The upstream business was led by Bryan Todd and the company reviewed the government geological records and history of oil exploration. With new techniques they thought it was possible to try drilling again for oil in New Zealand, after earlier attempts in the 1930s. "Nobody else was interested in New Zealand, so we applied for a lot of [exploration] areas in New Zealand and they gave them all to us," Todd says. But deep drilling in Taranaki was beyond Todd's own financial resources. Shell was invited in and took 75 per cent of the share in the area around Kapuni, with Todd down to a quarter, but Shell paid for the drilling work. Under an international "knock for knock" agreement, BP came in too, taking half of Shell's 75 per cent. Shell BP Todd was formed to drill Kapuni. "By sheer good luck the first well which was drilled struck natural gas. It was a fluke in oil exploration. You are lucky to get one well in 10," Todd says. "For us to hit the first one gave us a great deal of strength of resolve to carry on, because we could not finance exploration activity over the years.  We could see there was gas there and that gave us enough encouragement to carry on. Todd Energy would not have its position today, if it were not for the fact we started off with 25 per cent of Kapuni." Later, BP sold out and Todd holds 50 per cent of the gas field.

The Kapuni field continues to be a significant producer of gas and LPG.

 Museum TownGas

Town Gas Supply

These are some entries from gas mains record books, the earliest dating back to 1876. Originally from the Wellington Gas Works in Miramar, they are now included in Powerco's collection (while the site has become a popular café!). The photo reflects the pre-natural gas era of town gas supplies, when gas was made from coal and transported in large (up to 24 inch) cast iron pipes. Wellington's gas reticulation started in 1869. The books evidence work done by ‘gangs’ and recorded by their foremen, including hand drawn as-built sketches. The level of detail (and the quality of hand writing) would be hard to replicate today even with electronic data capture and GIS.

- Stuart Dickson, Powerco

Museum BlueBook 

The ‘Blue Book’

This is the Liquigas ‘Blue Book’. New Zealand's LPG sector was one of the many benefits flowing from the Maui gas field. The Government recognised that it needed to create an organisation, Liquigas, to wholesale Maui LPG, and to develop and manage associated infrastructure. Key LPG sector participants were to be shareholders and that, with some changes, continues to be the case. The associated problem was that Liquigas' shareholders were essentially selling LPG and infrastructure access to themselves. The Blue Book was developed to address resulting potential competition concerns arising, and became central to managing the LPG sector right up to today. While its Maui LPG entitlements have now run out and LPG supply has diversified, Liquigas continues to play a central role in the sector, including in managing the nation's ever-changing requirements for LPG exports and imports, and associated onshore storage needs.

- Albert de Geest, Liquigas

 Museum Drillbit

A Bit About McKee

This drill bit was used during development drilling on the McKee field in Taranaki during the 1980s.  Discovered by state-owned Petrocorp in 1980, McKee was particularly significant as the first substantial oil and gas find since the industry-establishing Kapuni and Maui fields.  Today New Zealand has around 15 producing fields.

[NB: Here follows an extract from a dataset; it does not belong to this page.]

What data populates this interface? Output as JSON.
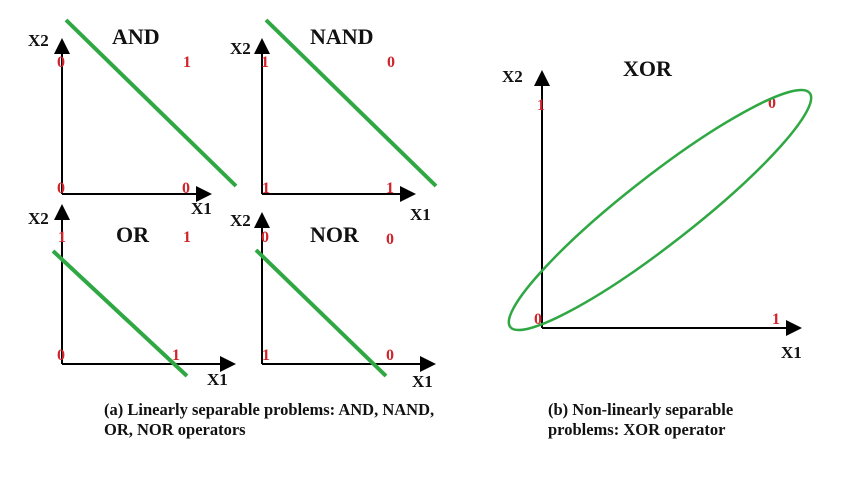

McKee commenced production in 1984 from geologically complex accumulations that were initially given individual names – Pouri, Pukemai, Tuhua and Toe Toe.  These were ultimately consolidated under the ‘McKee’ name when it became apparent they were compartments of a single field. While the essence of drilling remains the same, developments in directional and horizontal drilling technology have enabled access to surrounding underground structures from a central surface position.   40 wells now feed into the McKee production station.  Today, McKee and the adjacent Mangahewa field are owned by Todd Energy, which is using drilling technology advances to give them a new lease of life, including to support expanded methanol production by Methanex.